Durval de Moraes - o "Mão de Onça"

Aos 79 anos, ex-goleiro do Juventus relembra jogada em que Rei deu chapéu em quatro antes de testar para a rede e diz que jamais viu gol igual

Por Márcio Mará Rio de Janeiro


     Por onde passa, Durval de Moraes é obrigado a contar a mesma história há 51 anos. O hoje seguidor da religião das Testemunhas de Jeová virou lenda no dia 2 de agosto de 1959. Nos tempos em que era apenas o goleiro Mão de Onça, do Juventus, foi a última vítima da obra de arte mais perfeita de Pelé, segundo o próprio Atleta do Século 20 e a maioria dos 10 mil presentes na Rua Javari. O gol em que o Rei dá quatro chapéus e testa a bola antes de estufar a rede na goleada do Santos por 4 a 0 só tem registro fotográfico. Mas o filme não sai da cabeça do viúvo de 79 anos, pai de nove filhos, avô de 17 netos, bisavô de 10 bisnetos.

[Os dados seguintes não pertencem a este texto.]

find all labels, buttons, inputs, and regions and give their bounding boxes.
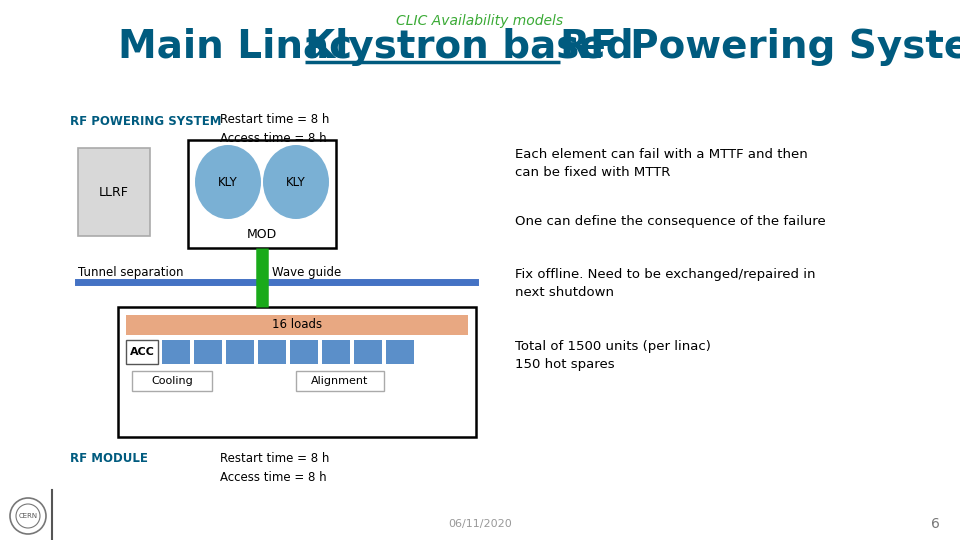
Text: MOD: MOD [247, 227, 277, 240]
Text: Restart time = 8 h
Access time = 8 h: Restart time = 8 h Access time = 8 h [220, 113, 329, 145]
Text: Cooling: Cooling [151, 376, 193, 386]
FancyBboxPatch shape [386, 340, 414, 364]
Text: Alignment: Alignment [311, 376, 369, 386]
Text: RF Powering System: RF Powering System [560, 28, 960, 66]
Text: KLY: KLY [218, 176, 238, 188]
Text: RF POWERING SYSTEM: RF POWERING SYSTEM [70, 115, 222, 128]
FancyBboxPatch shape [354, 340, 382, 364]
Text: Klystron based: Klystron based [305, 28, 647, 66]
FancyBboxPatch shape [126, 315, 468, 335]
FancyBboxPatch shape [132, 371, 212, 391]
Text: Restart time = 8 h
Access time = 8 h: Restart time = 8 h Access time = 8 h [220, 452, 329, 484]
Text: 6: 6 [930, 517, 940, 531]
Text: 16 loads: 16 loads [272, 319, 322, 332]
Text: 06/11/2020: 06/11/2020 [448, 519, 512, 529]
Ellipse shape [263, 145, 329, 219]
Text: Main Linac: Main Linac [118, 28, 366, 66]
FancyBboxPatch shape [78, 148, 150, 236]
FancyBboxPatch shape [126, 340, 158, 364]
FancyBboxPatch shape [296, 371, 384, 391]
FancyBboxPatch shape [118, 307, 476, 437]
Text: Fix offline. Need to be exchanged/repaired in
next shutdown: Fix offline. Need to be exchanged/repair… [515, 268, 815, 299]
FancyBboxPatch shape [162, 340, 190, 364]
FancyBboxPatch shape [194, 340, 222, 364]
Text: LLRF: LLRF [99, 186, 129, 199]
Text: CLIC Availability models: CLIC Availability models [396, 14, 564, 28]
Text: RF MODULE: RF MODULE [70, 452, 148, 465]
Text: CERN: CERN [18, 513, 37, 519]
FancyBboxPatch shape [226, 340, 254, 364]
FancyBboxPatch shape [258, 340, 286, 364]
FancyBboxPatch shape [188, 140, 336, 248]
Text: Each element can fail with a MTTF and then
can be fixed with MTTR: Each element can fail with a MTTF and th… [515, 148, 807, 179]
Ellipse shape [195, 145, 261, 219]
Text: Wave guide: Wave guide [272, 266, 341, 279]
FancyBboxPatch shape [322, 340, 350, 364]
FancyBboxPatch shape [290, 340, 318, 364]
Text: ACC: ACC [130, 347, 155, 357]
Text: One can define the consequence of the failure: One can define the consequence of the fa… [515, 215, 826, 228]
Text: Total of 1500 units (per linac)
150 hot spares: Total of 1500 units (per linac) 150 hot … [515, 340, 710, 371]
Text: KLY: KLY [286, 176, 306, 188]
Text: Tunnel separation: Tunnel separation [78, 266, 183, 279]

  - Não é porque foi em mim não, mas não vi mais bonito até hoje. Não dá para comparar com qualquer outro. Nem de Maradona, nem de Messi… Achei mais parecido o do Alex, quando jogava no Palmeiras (veja no vídeo abaixo). Ele chapelou um marcador e depois o Rogério Ceni, mas não completou de cabeça e deu balão em menos gente… – afirmou, com autoridade.
    
     Da mesma forma que lembrou a jogada feita pelo meia, hoje no Fenerbahçe, da Turquia, na vitória do Verdão sobre o São Paulo por 4 a 2, pelo Torneio Rio-São Paulo de 2002, Mão de Onça não esquece até hoje os detalhes do golaço do Rei. Aos 36 minutos do segundo tempo, o Santos já vencia por 3 a 0 quando Jair lançou Dorval pela direita. Na altura da meia-lua, ele centrou para Pelé, que vinha em velocidade. O primeiro a levar chapéu foi Julinho. Depois vieram Homero, Clóvis e, por último, Mão de Onça. Estava pronta a obra-prima com quatro chapéus e, segundo Mão de Onça, duas embaixadinhas de cabeça antes de testar para o fundo da rede, ao contrário da reconstituição do lance feita no filme “Pelé eterno”.
  
  - Antes da risca do meio-campo, o Pelé já saiu em disparada. Eu gritei para o Julinho: “Olha o Cão, atenção!”. Eu chamava o Pelé de Cão… Pensei que o Julinho ia cortar de cabeça, mas o Pelé matou no peito, tirou a bola, já o encobriu… Depois foram os outros. Fiquei por último… Quando eu levantei, com a bola lá dentro, o Rei comemorando, aquela gritaria toda no estádio, o Clóvis estava debaixo do gol. Se jogou lá, tentando tirar a bola. Olhei para ele e disse: “Pô, como é que pode esse cara meter um gol assim, dessa maneira?” Ele me respondeu: “Esse aí é o diabo em forma de gente!”. O Julinho ainda falou: “A bola estava no meu peito. Quando vi, sumiu!” – disse o ex-goleiro, por telefone.
     Não é porque foi em mim não, mas não vi  gol mais bonito até hoje”
     Segundo Mão de Onça, Pelé estava naquele dia visivelmente irritado com a perseguição da torcida do Juventus. Mas, após os gols, o estádio inteiro bateu palmas para o Rei. E um fato curioso aconteceu: enquanto discutiam sobre o gol, o ponta do Juventus, Rodrigues, que estava deslocado como lateral-esquerdo, voltou gritando para toda a defesa.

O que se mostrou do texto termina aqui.